Panwaslu Sulteng Laporkan Hasyim Muzadi ke Polisi
Rabu, 23 Jun 2004 15:57 WIB
Palu - Panitia Pengawas Pemilihan Umum (Panwaslu) Sulawesi Tengah (Sulteng) membuktikan ancamannya untuk melaporkan Hasyim Muzadi ke Kepolisian Daerah (Polda) Sulteng. Hal itu terkait dengan pelanggaran jadwal kampanye yang dilakukan calon wakil presiden Megawati Soekarnoputri itu.Rabu (23/6/2004) siang, anggota Panwaslu Sulteng Bidang Pengawasan Khaeruddin membuat laporan tertulis yang ditujukkan kepada Sentral Gakumdu di Polda Sulteng. Di Polda Sulteng laporan tersebut diterima oleh Koordinator Gakumdu Sulteng Ajun Komisaris Besar Polisi (AKBP) Henry Simanjuntak. Dalam laporan tersebut, Panwaslu Sulteng menyebutkan bahwa calon wakil presiden Hasyim Muzadi telah melakukan pelanggaran jadwal kampanye.Seperti diketahui, cawapres Hasyim menggelar ceramah di aula Al Muhsinin, kompleks Perguruan Islam Al Khairaat, Palu, Sulawesi Tengah, Selasa (22/6/2004). Ceramah umum tersebut dihadiri ratusan orang pendukung pasangan Megawati Soekarnoputri-Hasyim Muzadi.
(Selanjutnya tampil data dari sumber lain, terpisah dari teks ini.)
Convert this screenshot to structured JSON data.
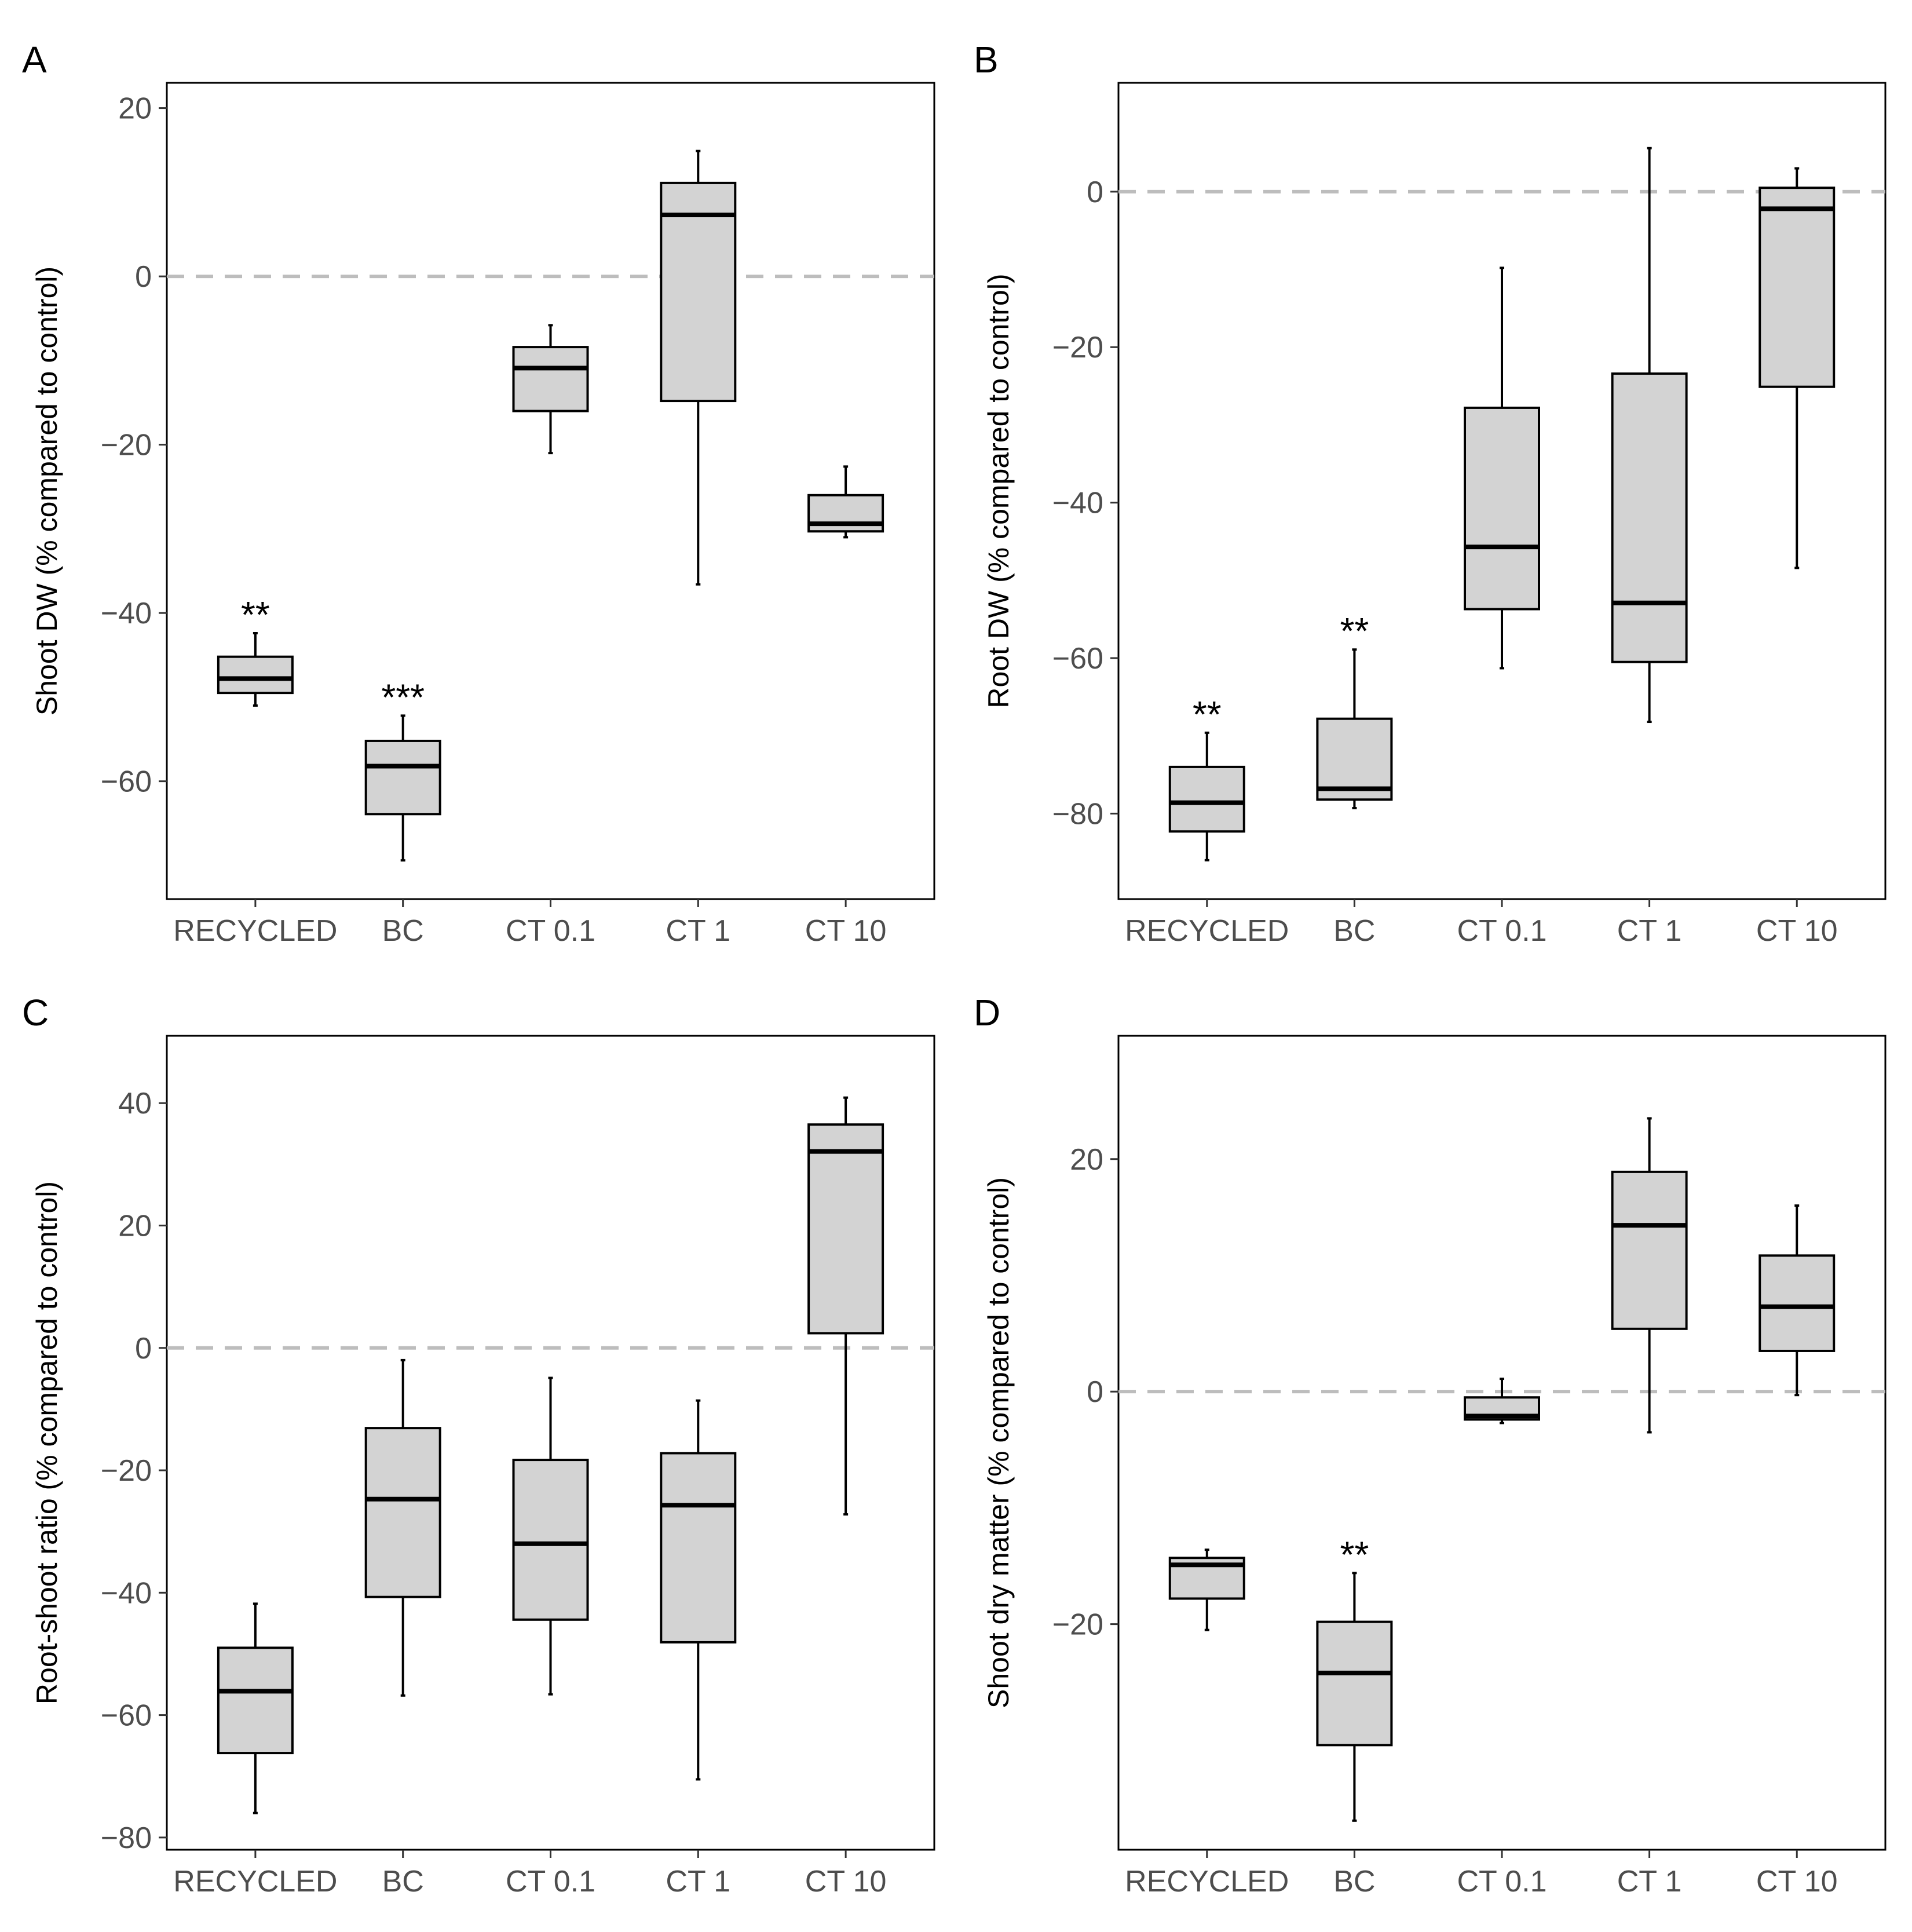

Disebutkan bahwa acara tersebutnya hanya silaturahmi biasa.Tapi, ternyata di dalam ruangan tersebut tim kampanye Mega-Hasyim membagi-bagikan sekitar 300 brosur yang berisi visi-misi. "Padahal kemarin, bukan jadwal kampanye Mega-Hasyim," ungkap Khaeruddin.Menurut Khaeruddin, perbuatan Hasyim itu melanggar pasal 89 UU Pemilu Presiden. Dalam aturan hukumnya, pelaku bisa diganjar paling sedikit 15 hari kurungan atau paling lama 3 bulan kurungan, atau denda paling kurang Rp 100.000 dan paling banyak Rp 1.000.000.